Miguel Guedes, vocalista dos Blind Zero que viu todos os espectáculos cancelados no ano em que a banda sopra as 25 velas, espera que das Noites do Palácio nasça uma “belíssima reflexão do que deve ser feito” pelo país: “Com toda a segurança e com um cartaz que nos devolve à vida”, disse. “É necessário, nesta altura, separar os necessários cuidados dos demasiado pruridos. O país parece querer encostar-se, culturalmente, a uma atitude de ‘está bem assim até que um dia seja melhor’. E claramente que há músicos, artistas, bailarinos, actores no limite da sobrevivência.”
Foi também essa a mensagem dos produtores e organizadores do evento. Num “ano atípico” onde quase nada se fez, as Noites do Palácio são para o presidente executivo da PEV Entertainment, Jorge Lopes, uma “luz ao fundo do túnel” para a cultura e para a música. E uma forma de “mostrar que é possível continuar a fazer coisas” e a voltar a “dar emprego” aos muitos que ficaram sem ele.

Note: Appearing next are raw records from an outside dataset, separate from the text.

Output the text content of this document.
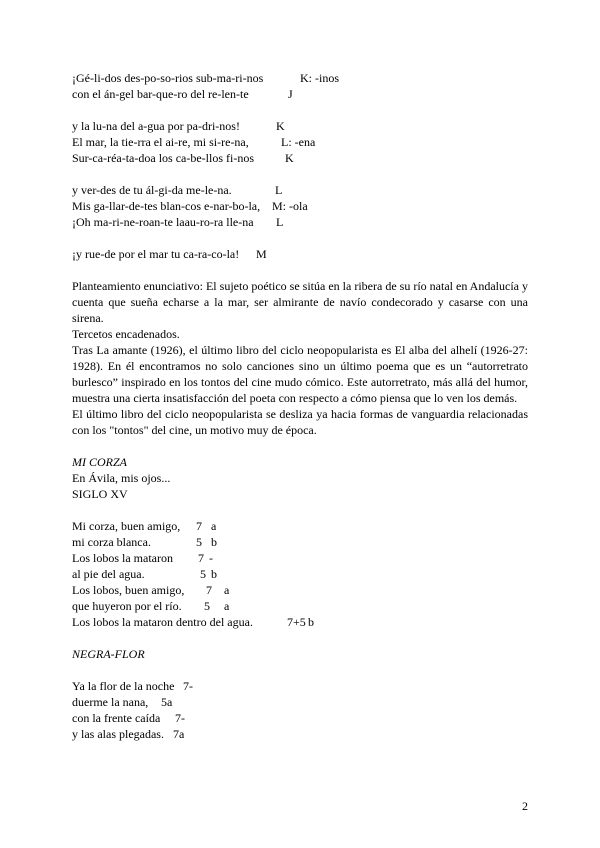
¡Gé-li-dos des-po-so-rios sub-ma-ri-nos	K: -inos
con el án-gel bar-que-ro del re-len-te	J
y la lu-na del a-gua por pa-dri-nos!	K
El mar, la tie-rra el ai-re, mi si-re-na,	L: -ena
Sur-ca-réa-ta-doa los ca-be-llos fi-nos	K
y ver-des de tu ál-gi-da me-le-na.	L
Mis ga-llar-de-tes blan-cos e-nar-bo-la, M: -ola
¡Oh ma-ri-ne-roan-te laau-ro-ra lle-na L
¡y rue-de por el mar tu ca-ra-co-la! M

Planteamiento enunciativo: El sujeto poético se sitúa en la ribera de su río natal en Andalucía y cuenta que sueña echarse a la mar, ser almirante de navío condecorado y casarse con una sirena.

Tercetos encadenados.

Tras La amante (1926), el último libro del ciclo neopopularista es El alba del alhelí (1926-27: 1928). En él encontramos no solo canciones sino un último poema que es un “autorretrato burlesco” inspirado en los tontos del cine mudo cómico. Este autorretrato, más allá del humor, muestra una cierta insatisfacción del poeta con respecto a cómo piensa que lo ven los demás.

El último libro del ciclo neopopularista se desliza ya hacia formas de vanguardia relacionadas con los "tontos" del cine, un motivo muy de época.

MI CORZA
En Ávila, mis ojos...
SIGLO XV
Mi corza, buen amigo, 7 a
mi corza blanca.	5 b
Los lobos la mataron 7 -
al pie del agua.	5 b
Los lobos, buen amigo, 7 a
que huyeron por el río. 5 a
Los lobos la mataron dentro del agua.	7+5 b
NEGRA-FLOR
Ya la flor de la noche 7-
duerme la nana, 5a
con la frente caída 7-
y las alas plegadas. 7a
2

Álvaro Covões, director-geral da Everything is New, foi ainda mais duro nas críticas aos decisores políticos. “Pouco tem acontecido porque as instituições ligadas ao poder central nem sequer fizeram um esforço para transferir eventos para o ar livre”, acusou. Para um sector que “continua confinado”, o momento é de “dificuldades muito grandes” – e Álvaro Covões quis alertar para os efeitos colaterais que tal pode causar, tanto no turismo como nos negócios em geral. Deixando um convite a outras autarquias para que repliquem o exemplo da Câmara do Porto, o produtor falou num “drama” vivido por muitos artistas. “O risco sério que corremos é que mudem de profissão.”